Speaking of rich, the already famous crisped chicken leg with frisée salad is impossibly juicy with skin a tad on the greasy side, but it’s one of Petit Trois’ highlights: The varying textures from the crisped brioche crumbs to the juicy dark meat and the salad all balance one another and practically beg for a decent, crisp white wine to counter the fattiness of the chicken skin.

This brings up another point: Almost all of Lefebvre’s dishes at Petit Trois can be elevated with a beverage pairing. Lefebvre’s cocktail program, much like Lefebvre himself, is direct, intentional and fuss-free. With a wine list spanning about six relatively young French options, it would come off a bit curt if it weren’t for the fact that Lefebvre and his team probably know better than diners when it comes to pairing his food with wine.
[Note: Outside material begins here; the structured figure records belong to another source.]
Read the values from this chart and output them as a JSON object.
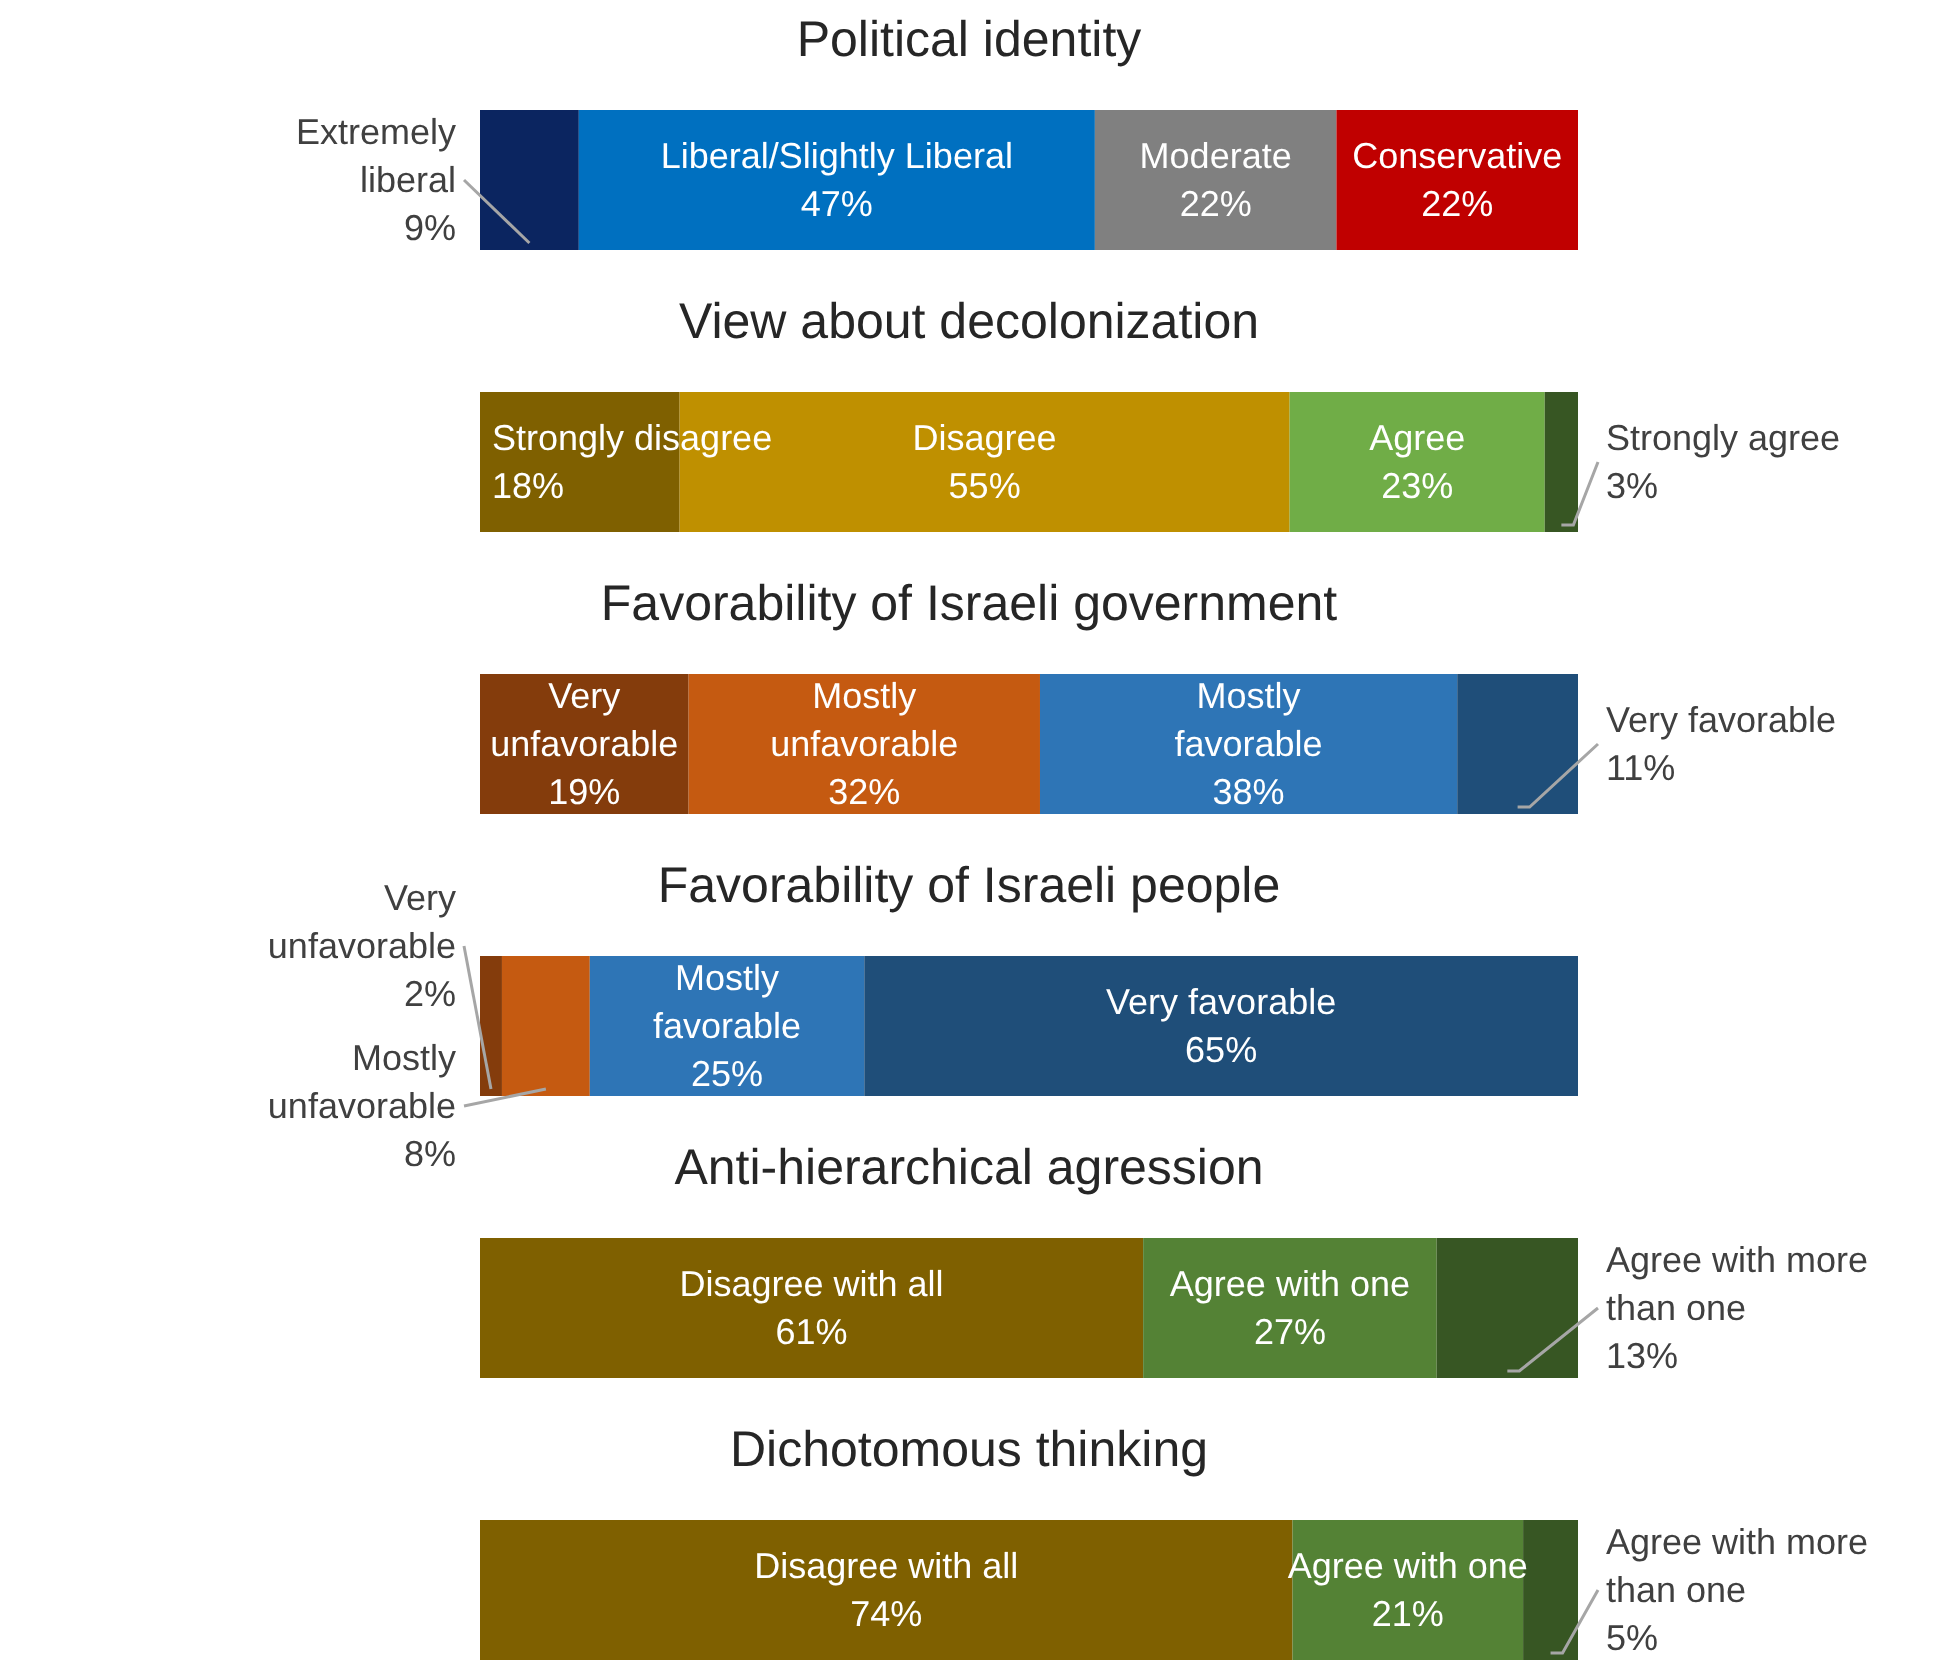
{
  "chart_data": [
    {
      "type": "bar",
      "orientation": "horizontal",
      "stacked": true,
      "title": "Political identity",
      "categories": [
        null
      ],
      "tick_labels": false,
      "series": [
        {
          "name": "Extremely\nliberal",
          "color": "#0b2560",
          "values": [
            9
          ],
          "value_labels": [
            "9%"
          ]
        },
        {
          "name": "Liberal/Slightly Liberal",
          "color": "#0070c0",
          "values": [
            47
          ],
          "value_labels": [
            "47%"
          ]
        },
        {
          "name": "Moderate",
          "color": "#808080",
          "values": [
            22
          ],
          "value_labels": [
            "22%"
          ]
        },
        {
          "name": "Conservative",
          "color": "#c00000",
          "values": [
            22
          ],
          "value_labels": [
            "22%"
          ]
        }
      ]
    },
    {
      "type": "bar",
      "orientation": "horizontal",
      "stacked": true,
      "title": "View about decolonization",
      "categories": [
        null
      ],
      "tick_labels": false,
      "series": [
        {
          "name": "Strongly disagree",
          "color": "#7f6000",
          "values": [
            18
          ],
          "value_labels": [
            "18%"
          ]
        },
        {
          "name": "Disagree",
          "color": "#bf9000",
          "values": [
            55
          ],
          "value_labels": [
            "55%"
          ]
        },
        {
          "name": "Agree",
          "color": "#70ad47",
          "values": [
            23
          ],
          "value_labels": [
            "23%"
          ]
        },
        {
          "name": "Strongly agree",
          "color": "#375623",
          "values": [
            3
          ],
          "value_labels": [
            "3%"
          ]
        }
      ]
    },
    {
      "type": "bar",
      "orientation": "horizontal",
      "stacked": true,
      "title": "Favorability of Israeli government",
      "categories": [
        null
      ],
      "tick_labels": false,
      "series": [
        {
          "name": "Very\nunfavorable",
          "color": "#843c0c",
          "values": [
            19
          ],
          "value_labels": [
            "19%"
          ]
        },
        {
          "name": "Mostly\nunfavorable",
          "color": "#c55a11",
          "values": [
            32
          ],
          "value_labels": [
            "32%"
          ]
        },
        {
          "name": "Mostly\nfavorable",
          "color": "#2e75b6",
          "values": [
            38
          ],
          "value_labels": [
            "38%"
          ]
        },
        {
          "name": "Very favorable",
          "color": "#1f4e79",
          "values": [
            11
          ],
          "value_labels": [
            "11%"
          ]
        }
      ]
    },
    {
      "type": "bar",
      "orientation": "horizontal",
      "stacked": true,
      "title": "Favorability of Israeli people",
      "categories": [
        null
      ],
      "tick_labels": false,
      "series": [
        {
          "name": "Very\nunfavorable",
          "color": "#843c0c",
          "values": [
            2
          ],
          "value_labels": [
            "2%"
          ]
        },
        {
          "name": "Mostly\nunfavorable",
          "color": "#c55a11",
          "values": [
            8
          ],
          "value_labels": [
            "8%"
          ]
        },
        {
          "name": "Mostly\nfavorable",
          "color": "#2e75b6",
          "values": [
            25
          ],
          "value_labels": [
            "25%"
          ]
        },
        {
          "name": "Very favorable",
          "color": "#1f4e79",
          "values": [
            65
          ],
          "value_labels": [
            "65%"
          ]
        }
      ]
    },
    {
      "type": "bar",
      "orientation": "horizontal",
      "stacked": true,
      "title": "Anti-hierarchical agression",
      "categories": [
        null
      ],
      "tick_labels": false,
      "series": [
        {
          "name": "Disagree with all",
          "color": "#7f6000",
          "values": [
            61
          ],
          "value_labels": [
            "61%"
          ]
        },
        {
          "name": "Agree with one",
          "color": "#548235",
          "values": [
            27
          ],
          "value_labels": [
            "27%"
          ]
        },
        {
          "name": "Agree with more\nthan one",
          "color": "#375623",
          "values": [
            13
          ],
          "value_labels": [
            "13%"
          ]
        }
      ]
    },
    {
      "type": "bar",
      "orientation": "horizontal",
      "stacked": true,
      "title": "Dichotomous thinking",
      "categories": [
        null
      ],
      "tick_labels": false,
      "series": [
        {
          "name": "Disagree with all",
          "color": "#7f6000",
          "values": [
            74
          ],
          "value_labels": [
            "74%"
          ]
        },
        {
          "name": "Agree with one",
          "color": "#548235",
          "values": [
            21
          ],
          "value_labels": [
            "21%"
          ]
        },
        {
          "name": "Agree with more\nthan one",
          "color": "#375623",
          "values": [
            5
          ],
          "value_labels": [
            "5%"
          ]
        }
      ]
    }
  ]
}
The above sentiment of “trusting Ludo” seems to be an overarching theme of dining at one of Lefebvre’s restaurants. Los Angeles is a city where a successful dining experience is governed not only by the food and the cachet of the chefs back of house, but very much by the people who are eating in the same room. The latter of these is impeded by the fact that the aptly named “Petit” Trois is comprised of one bar seating about eight people and another bar directly behind it that seats about 12.

The sparse, austere seating arrangement has the diners’ attentions flow either into a mirror sitting less than a foot away from their faces at the back bar, or staring directly at the kitchen assembly line. Petit Trois is not a place to eat with a group of friends — it’s far more conducive to eat alone or with one other person at most.

There is no people-watching here, despite the proliferation of immaculately appointed beautiful somebodies swishing about, trying to flag down the host or order another glass of wine. Petit Trois doesn’t just dismiss social pretenses; it actively stifles them with its spartan ambiance and no reservations policy.

That’s because at Petit Trois, Lefebvre is the high-profile owner, the mastermind and the biggest name all at once. The small bistro pulls the bright lights of Hollywood to the food and gives no quarter to the social niceties of dining. So eating at a restaurant by Ludo Lefebvre guarantees an experience: a tricky one trying to get tickets for seats in the case of Trois Mec, or at Petit Trois, one that can’t be easily shared with friends. In any case, the actual food transcends social considerations. It takes a damned skilled chef to bring this much attention to his food — and Ludo Lefebvre, Vinny Dotolo and Jon Shook might be the only ones in Los Angeles right now who can pull it off.